What Does It Mean To Be Godly?

We all know as Christians we’re supposed to be godly in our actions, our words, and our attitudes, but what does that really mean? In 1873, John Johnson wrote a book called The Six-Weight Test of Godliness. It’s a small pamphlet, almost a tract. Recently I was looking at that book and found it intriguing that so many years ago these six tests were identified, and they seem so applicable today. Here are the tests:

1. Are you sensitive to sin?
Have we become so dead to sin and so dead to what is right and what is wrong that we have really not taken sin seriously? I John 1:7-10 says that if we ignore the sin in our lives, we really don’t know God.

2. Do you know and obey God’s Word?
Christians desire to understand the deep truths of Scripture and apply them to our lives.

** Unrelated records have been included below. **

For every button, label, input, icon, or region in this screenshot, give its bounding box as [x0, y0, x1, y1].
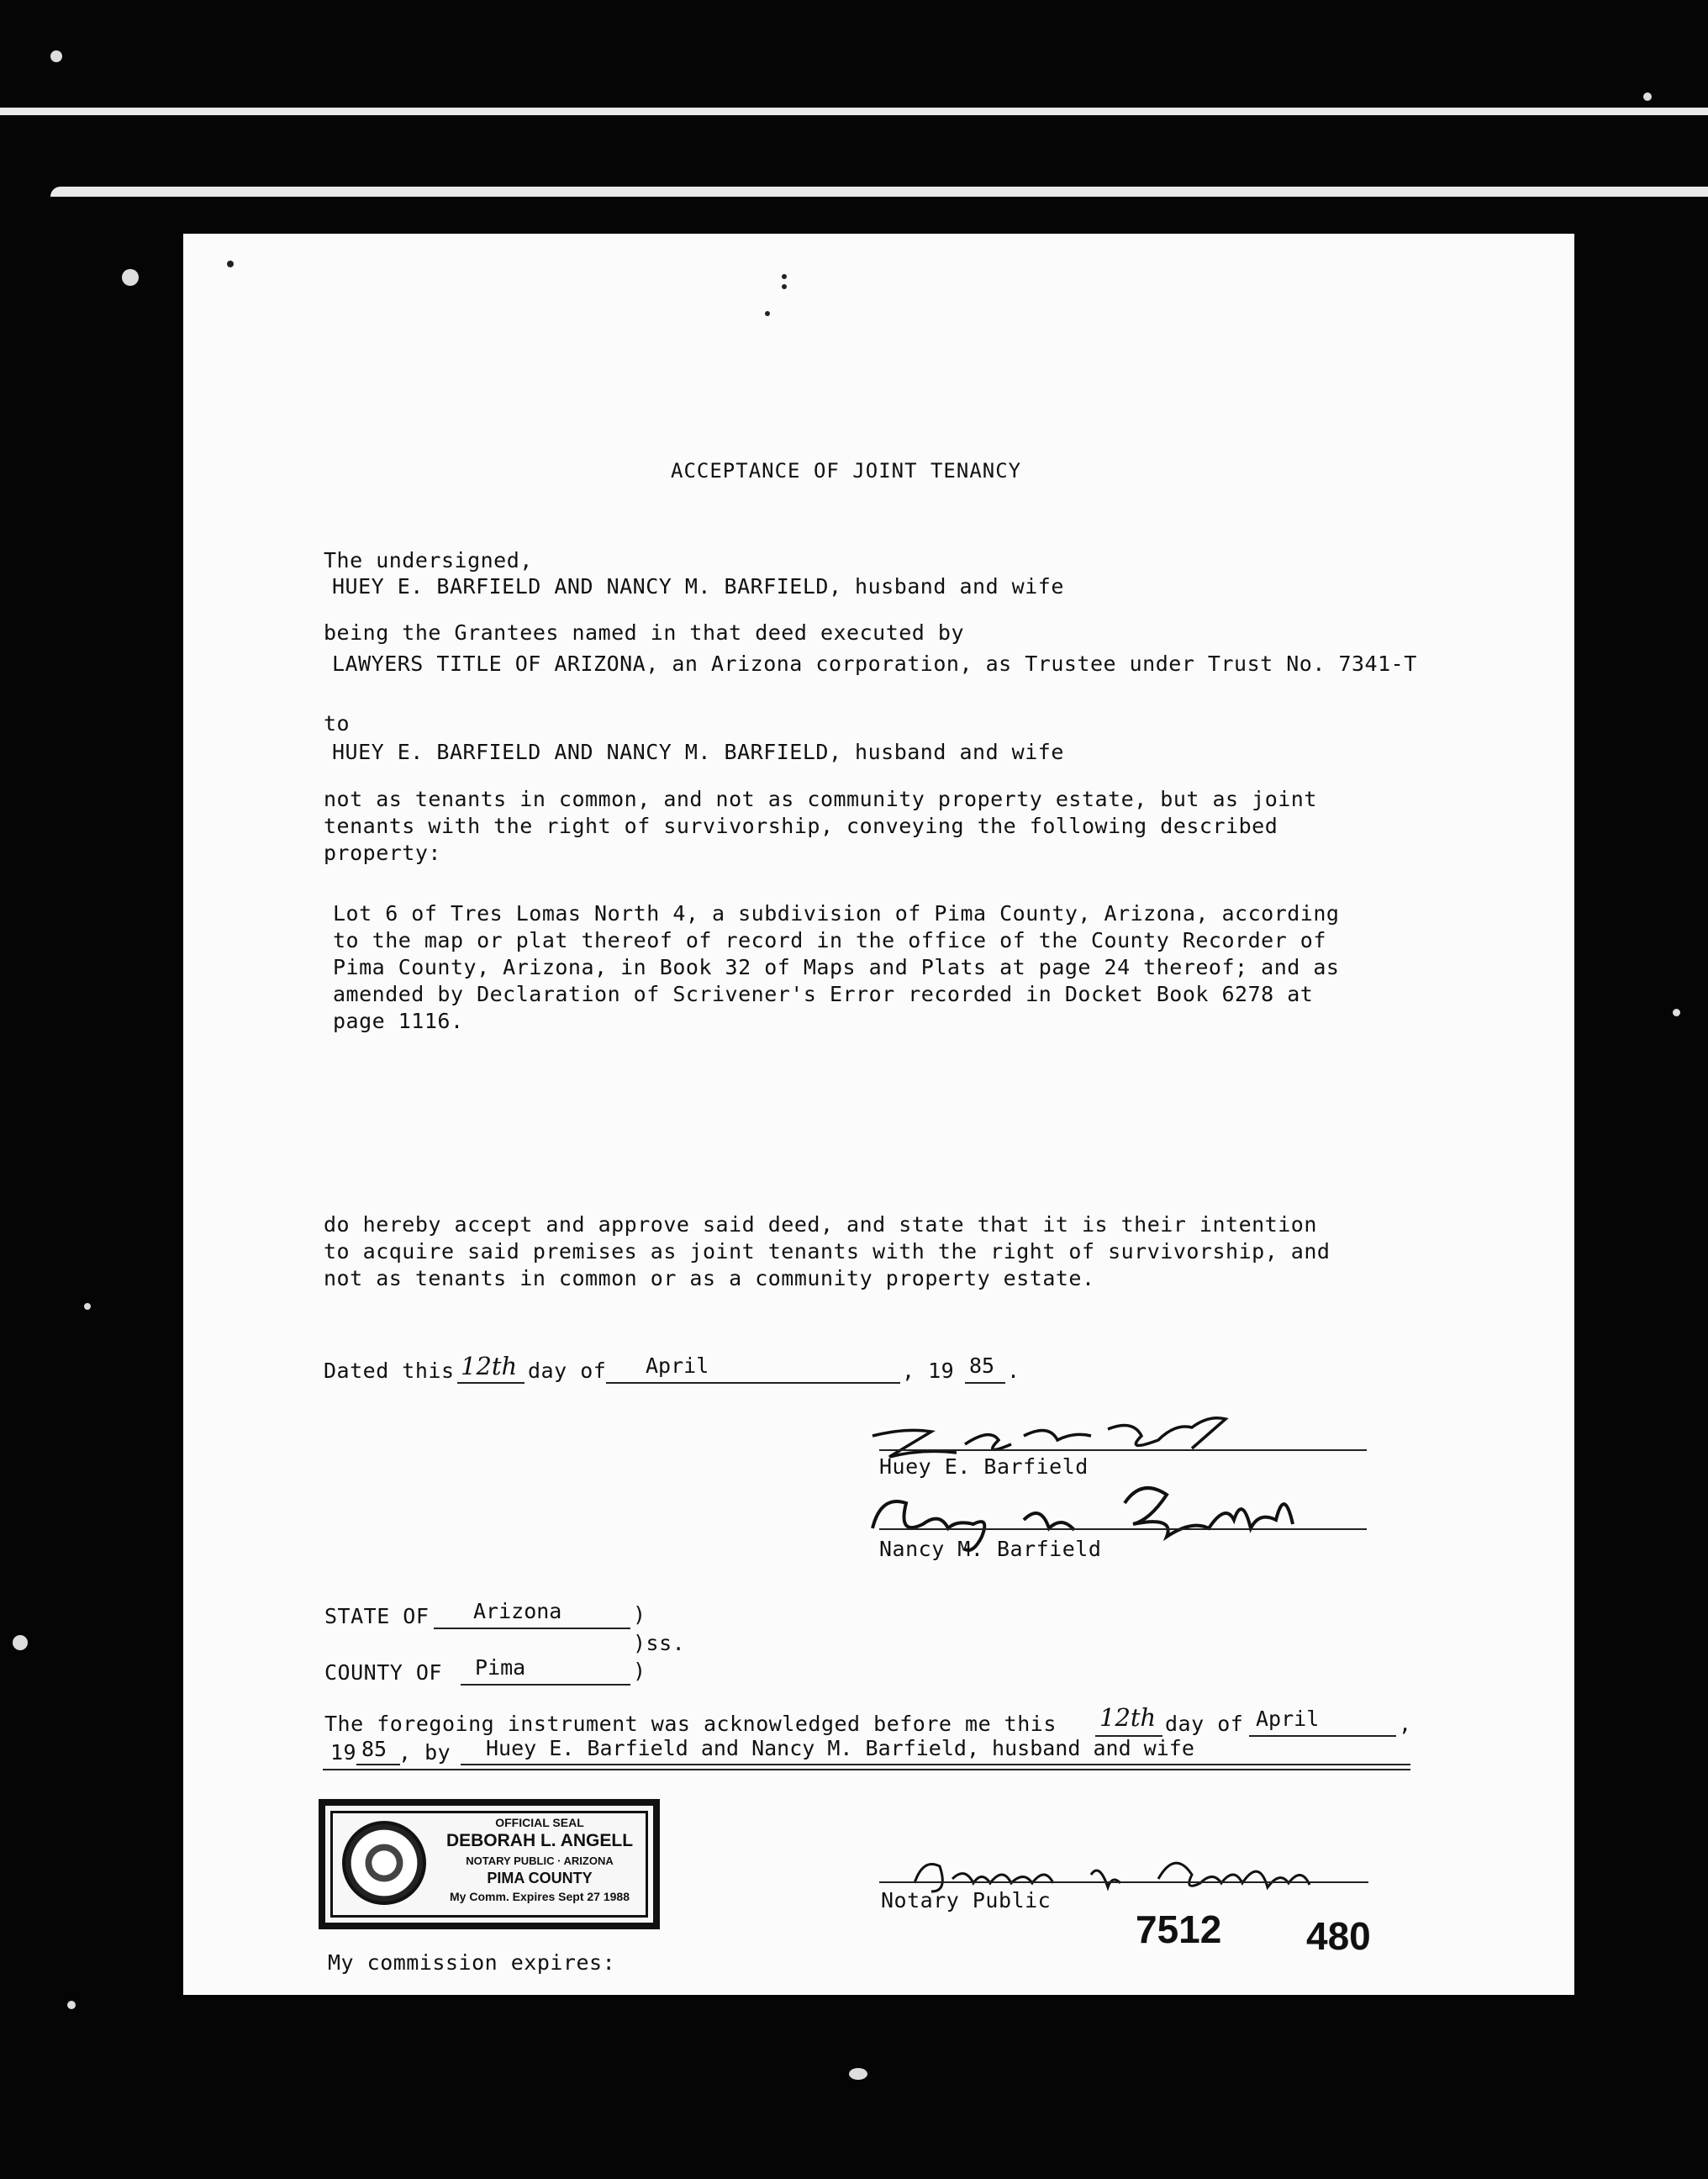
page-number: 480 — [1306, 1914, 1371, 1958]
signature-line-2 — [879, 1528, 1367, 1530]
speck — [84, 1303, 91, 1310]
dated-suffix: . — [1007, 1359, 1020, 1383]
dated-year-prefix: , 19 — [902, 1359, 955, 1383]
dated-prefix: Dated this — [324, 1359, 455, 1383]
speck — [765, 311, 770, 316]
grantees-line-1: HUEY E. BARFIELD AND NANCY M. BARFIELD, husband and wife — [332, 574, 1064, 599]
ack-names-underline — [461, 1764, 1410, 1765]
speck — [227, 261, 234, 267]
property-description-line: Lot 6 of Tres Lomas North 4, a subdivision of Pima County, Arizona, according — [333, 901, 1340, 926]
ack-by: , by — [398, 1740, 451, 1765]
state-value: Arizona — [473, 1599, 562, 1623]
speck — [782, 284, 787, 289]
ack-comma: , — [1399, 1712, 1412, 1736]
county-label: COUNTY OF — [324, 1660, 442, 1685]
ack-year-prefix: 19 — [330, 1740, 357, 1765]
county-paren: ) — [633, 1659, 646, 1683]
signer-1-name: Huey E. Barfield — [879, 1454, 1089, 1479]
ack-month-underline — [1249, 1735, 1396, 1737]
grantees-line-2: HUEY E. BARFIELD AND NANCY M. BARFIELD, husband and wife — [332, 740, 1064, 764]
ack-extra-underline — [323, 1769, 1410, 1770]
seal-line-4: PIMA COUNTY — [487, 1870, 593, 1886]
dated-day-of: day of — [528, 1359, 607, 1383]
docket-number: 7512 — [1136, 1907, 1222, 1951]
notary-public-label: Notary Public — [881, 1888, 1052, 1913]
dated-year-underline — [965, 1382, 1005, 1384]
property-description-line: amended by Declaration of Scrivener's Error recorded in Docket Book 6278 at — [333, 982, 1314, 1006]
to-label: to — [324, 711, 351, 736]
speck — [122, 269, 139, 286]
speck — [50, 50, 62, 62]
ack-year-underline — [356, 1764, 400, 1765]
acceptance-line: not as tenants in common or as a community property estate. — [324, 1266, 1095, 1290]
document-page — [183, 234, 1574, 1995]
county-underline — [461, 1684, 630, 1686]
ack-year: 85 — [361, 1737, 387, 1761]
state-underline — [434, 1628, 630, 1629]
signature-line-1 — [879, 1449, 1367, 1451]
scan-line-top — [0, 108, 1708, 115]
seal-emblem-icon — [342, 1821, 426, 1905]
state-label: STATE OF — [324, 1604, 430, 1628]
seal-line-2: DEBORAH L. ANGELL — [445, 1831, 634, 1850]
tenancy-line: property: — [324, 841, 441, 865]
state-paren: ) — [633, 1602, 646, 1627]
notary-official-seal — [319, 1799, 660, 1929]
dated-year: 85 — [969, 1353, 995, 1378]
signer-2-name: Nancy M. Barfield — [879, 1537, 1102, 1561]
speck — [782, 274, 787, 279]
ack-month: April — [1256, 1707, 1320, 1731]
seal-line-5: My Comm. Expires Sept 27 1988 — [450, 1890, 630, 1903]
being-grantees-line: being the Grantees named in that deed executed by — [324, 620, 965, 645]
ss-label: )ss. — [633, 1631, 686, 1655]
dated-month-underline — [606, 1382, 900, 1384]
property-description-line: to the map or plat thereof of record in the office of the County Recorder of — [333, 928, 1326, 952]
dated-day: 12th — [461, 1352, 518, 1380]
property-description-line: Pima County, Arizona, in Book 32 of Maps and Plats at page 24 thereof; and as — [333, 955, 1340, 979]
commission-expires-label: My commission expires: — [328, 1950, 616, 1975]
speck — [1643, 92, 1652, 101]
scan-line-second — [50, 187, 1708, 197]
grantor-line: LAWYERS TITLE OF ARIZONA, an Arizona corporation, as Trustee under Trust No. 7341-T — [332, 652, 1417, 676]
tenancy-line: not as tenants in common, and not as community property estate, but as joint — [324, 787, 1317, 811]
ack-day-of: day of — [1165, 1712, 1244, 1736]
ack-day: 12th — [1099, 1703, 1157, 1732]
county-value: Pima — [475, 1655, 526, 1680]
intro-text: The undersigned, — [324, 548, 533, 572]
speck — [67, 2001, 76, 2009]
speck — [13, 1635, 28, 1650]
seal-line-1: OFFICIAL SEAL — [495, 1816, 584, 1829]
speck — [849, 2068, 867, 2080]
dated-day-underline — [457, 1382, 525, 1384]
ack-names: Huey E. Barfield and Nancy M. Barfield, husband and wife — [486, 1736, 1194, 1760]
notary-signature-line — [879, 1881, 1368, 1883]
dated-month: April — [646, 1353, 709, 1378]
tenancy-line: tenants with the right of survivorship, conveying the following described — [324, 814, 1278, 838]
seal-line-3: NOTARY PUBLIC · ARIZONA — [466, 1855, 614, 1867]
acceptance-line: to acquire said premises as joint tenants with the right of survivorship, and — [324, 1239, 1331, 1264]
document-title: ACCEPTANCE OF JOINT TENANCY — [671, 459, 1022, 483]
ack-prefix: The foregoing instrument was acknowledged before me this — [324, 1712, 1057, 1736]
property-description-line: page 1116. — [333, 1009, 464, 1033]
acceptance-line: do hereby accept and approve said deed, and state that it is their intention — [324, 1212, 1317, 1237]
speck — [1673, 1009, 1680, 1016]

3. Do you reject the world’s system?
The world runs on a system of materialism and consumerism, a system that results in the exploitation of people. Paul says in Philippians 2:3-4 that we are to think more highly of others than ourselves. The world’s system is all about putting yourself first, but John Johnson in 1873 said the test of a godly person is that we reject that system.

4. Do you love other Christians?
One of the things that grieves me as I travel around the country and talk to Christians is how much bitterness and resentment and unforgiveness is residing in their lives. I don’t know how we can read the New Testament, which talks so much about being reconciled to our brothers and being right with our friends and others around us, and sill carry a grudge.

5. Do you experience the Holy Spirit?
One of the haunting sections of Scripture is where it says in John 10 that God’s sheep will know His voice. I have to ask myself, When is the last time that I heard His voice, and when was the last time I was compelled to do something simply because the Holy Spirit that lives in me caused me to act a certain way – to talk to a person, to love a person, to ask forgiveness?

Recently my wife, Robanne, was recalling an attitude that she displayed thirty years ago in one of her first jobs. It involved the leadership of that job, and she said, “I think I need to write a letter and ask forgiveness for that action.” That’s the prompting of the Holy Spirit.

6. Is your heart soft?
Does your heart hurt and bend with the things that God calls us to look at and take care of? Is your heart soft to those around you and the needs of the world around you?

That was John Johnson’s six-weight test of godliness. How do you measure up?